The data was successfully moved and can be queried.

Advantages/Disadvantages of SQL vs. NOSQL

The main advantage of using NoSQL is that the schema doesn’t have to change and the data types do not have to be consistent. In so doing, it is easy to scale. Also, one can avoid large sparse tables since we are always using key-value pairs where the value is not NULL. It also appears that one can avoid the need for joins if properly set up, since information can be nested in the JSON style of documents. Finally, the data can be “sharded”, that is, split onto many machines to increase read and write speeds and to solve data storage limitations. Thus, it can serve as a “big data” option.
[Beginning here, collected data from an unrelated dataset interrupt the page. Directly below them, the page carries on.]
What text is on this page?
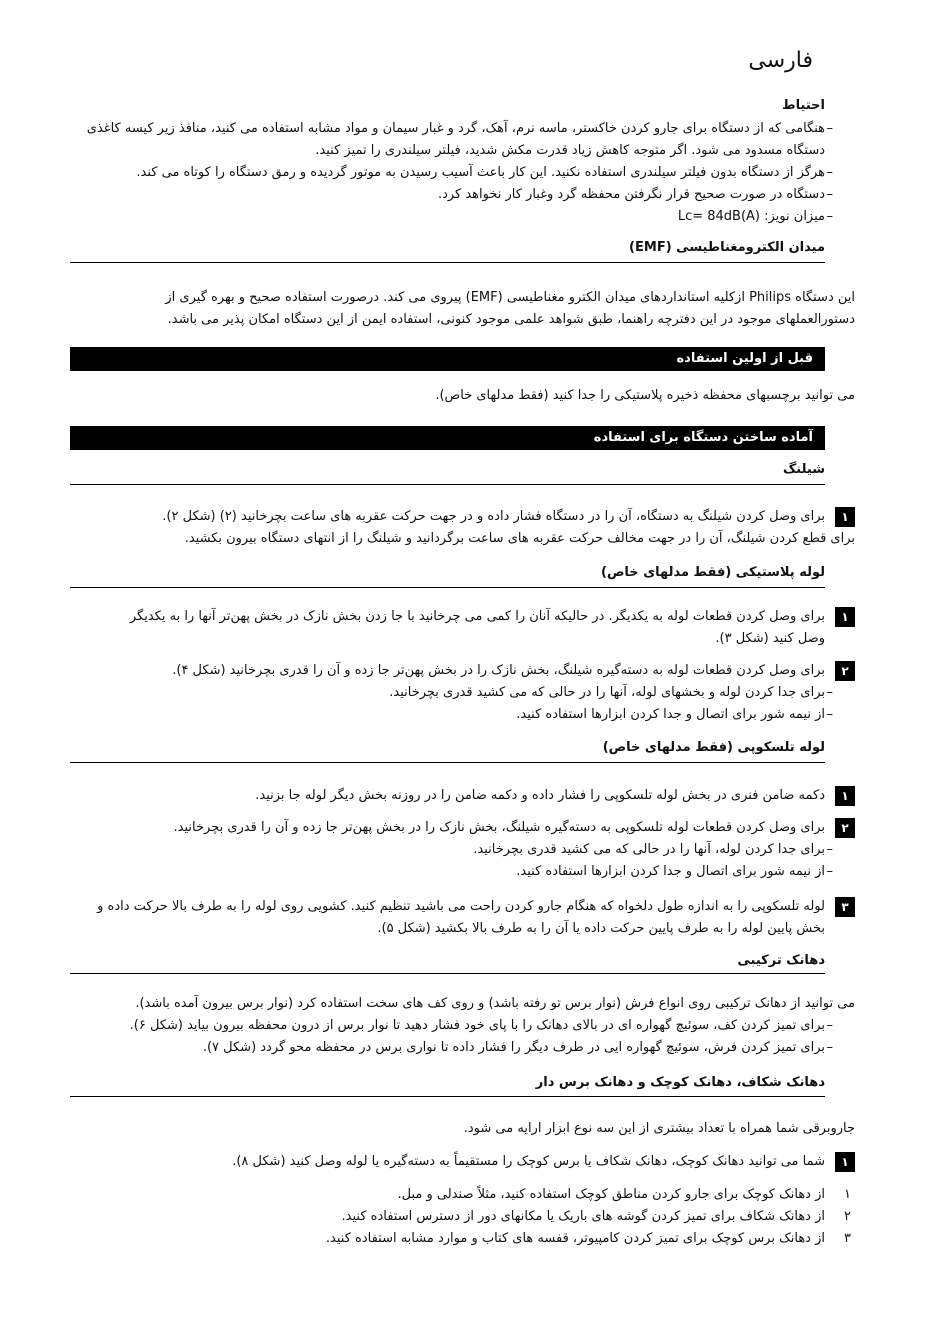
فارسی
احتیاط
–
هنگامی که از دستگاه برای جارو کردن خاکستر، ماسه نرم، آهک، گرد و غبار سیمان و مواد مشابه استفاده می کنید، منافذ زیر کیسه کاغذی دستگاه مسدود می شود. اگر متوجه کاهش زیاد قدرت مکش شدید، فیلتر سیلندری را تمیز کنید.
–
هرگز از دستگاه بدون فیلتر سیلندری استفاده نکنید. این کار باعث آسیب رسیدن به موتور گردیده و رمق دستگاه را کوتاه می کند.
–
دستگاه در صورت صحیح قرار نگرفتن محفظه گرد وغبار کار نخواهد کرد.
–
میزان نویز: Lc= 84dB(A)
میدان الکترومغناطیسی (EMF)
این دستگاه Philips ازکلیه استانداردهای میدان الکترو مغناطیسی (EMF) پیروی می کند. درصورت استفاده صحیح و بهره گیری از
دستورالعملهای موجود در این دفترچه راهنما، طبق شواهد علمی موجود کنونی، استفاده ایمن از این دستگاه امکان پذیر می باشد.
قبل از اولین استفاده
می توانید برچسبهای محفظه ذخیره پلاستیکی را جدا کنید (فقط مدلهای خاص).
آماده ساختن دستگاه برای استفاده
شیلنگ
١
برای وصل کردن شیلنگ به دستگاه، آن را در دستگاه فشار داده و در جهت حرکت عقربه های ساعت بچرخانید (۲) (شکل ۲).
برای قطع کردن شیلنگ، آن را در جهت مخالف حرکت عقربه های ساعت برگردانید و شیلنگ را از انتهای دستگاه بیرون بکشید.
لوله پلاستیکی (فقط مدلهای خاص)
١
برای وصل کردن قطعات لوله به یکدیگر. در حالیکه آنان را کمی می چرخانید با جا زدن بخش نازک در بخش پهن‌تر آنها را به یکدیگر
وصل کنید (شکل ۳).
٢
برای وصل کردن قطعات لوله به دسته‌گیره شیلنگ، بخش نازک را در بخش پهن‌تر جا زده و آن را قدری بچرخانید (شکل ۴).
–
برای جدا کردن لوله و بخشهای لوله، آنها را در حالی که می کشید قدری بچرخانید.
–
از نیمه شور برای اتصال و جدا کردن ابزارها استفاده کنید.
لوله تلسکوپی (فقط مدلهای خاص)
١
دکمه ضامن فنری در بخش لوله تلسکوپی را فشار داده و دکمه ضامن را در روزنه بخش دیگر لوله جا بزنید.
٢
برای وصل کردن قطعات لوله تلسکوپی به دسته‌گیره شیلنگ، بخش نازک را در بخش پهن‌تر جا زده و آن را قدری بچرخانید.
–
برای جدا کردن لوله، آنها را در حالی که می کشید قدری بچرخانید.
–
از نیمه شور برای اتصال و جدا کردن ابزارها استفاده کنید.
٣
لوله تلسکوپی را به اندازه طول دلخواه که هنگام جارو کردن راحت می باشید تنظیم کنید. کشویی روی لوله را به طرف بالا حرکت داده و
بخش پایین لوله را به طرف پایین حرکت داده یا آن را به طرف بالا بکشید (شکل ۵).
دهانک ترکیبی
می توانید از دهانک ترکیبی روی انواع فرش (نوار برس تو رفته باشد) و روی کف های سخت استفاده کرد (نوار برس بیرون آمده باشد).
–
برای تمیز کردن کف، سوئیچ گهواره ای در بالای دهانک را با پای خود فشار دهید تا نوار برس از درون محفظه بیرون بیاید (شکل ۶).
–
برای تمیز کردن فرش، سوئیچ گهواره ایی در طرف دیگر را فشار داده تا نواری برس در محفظه محو گردد (شکل ۷).
دهانک شکاف، دهانک کوچک و دهانک برس دار
جاروبرقی شما همراه با تعداد بیشتری از این سه نوع ابزار ارایه می شود.
١
شما می توانید دهانک کوچک، دهانک شکاف یا برس کوچک را مستقیماً به دسته‌گیره یا لوله وصل کنید (شکل ۸).
١
از دهانک کوچک برای جارو کردن مناطق کوچک استفاده کنید، مثلاً صندلی و مبل.
٢
از دهانک شکاف برای تمیز کردن گوشه های باریک یا مکانهای دور از دسترس استفاده کنید.
٣
از دهانک برس کوچک برای تمیز کردن کامپیوتر، قفسه های کتاب و موارد مشابه استفاده کنید.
A disadvantage that I see is that it is harder to view the data in its entirety. We are so used to seeing data in a tabular form. We cannot directly see what the table looks like in its column names, typical values, etc. Also, traditional methods of analysis rely on a tabular structure for input, so the data would have to be transformed before use in these methods. Finally, there is a lot of upfront work to convert data from the traditional tabular format into the key-value pair format. For example, to truly move the data from the flights database, I would need to do a massive join on the data to relate it inside the mongoDB database. Or I’d have to do a lot of work to translate it into JSON nested formats before inserting it into mongoDB. I suppose I would need to do more research on how people do this in practice.

For me, this assignment was particular challenging because the data transformation from tabular data frames to JSON collections took quite a while to work bug free due to syntax and formating challenges. Furthermore, it took a while to figure out the mapping of relational database terms to mongoDB terms (e.g., tables -> collection, row -> document). It would be nice if similar concepts could use similar names across all data storage systems.

Overall, I think the challenges I faced are more a reflection on my unfamiliarty with this style of data storage. With time and practice, I am sure these NoSQL concepts and methods of data storage and retrieval would become as intuitive and easy as the traditional SQL/tabular methods I am used to.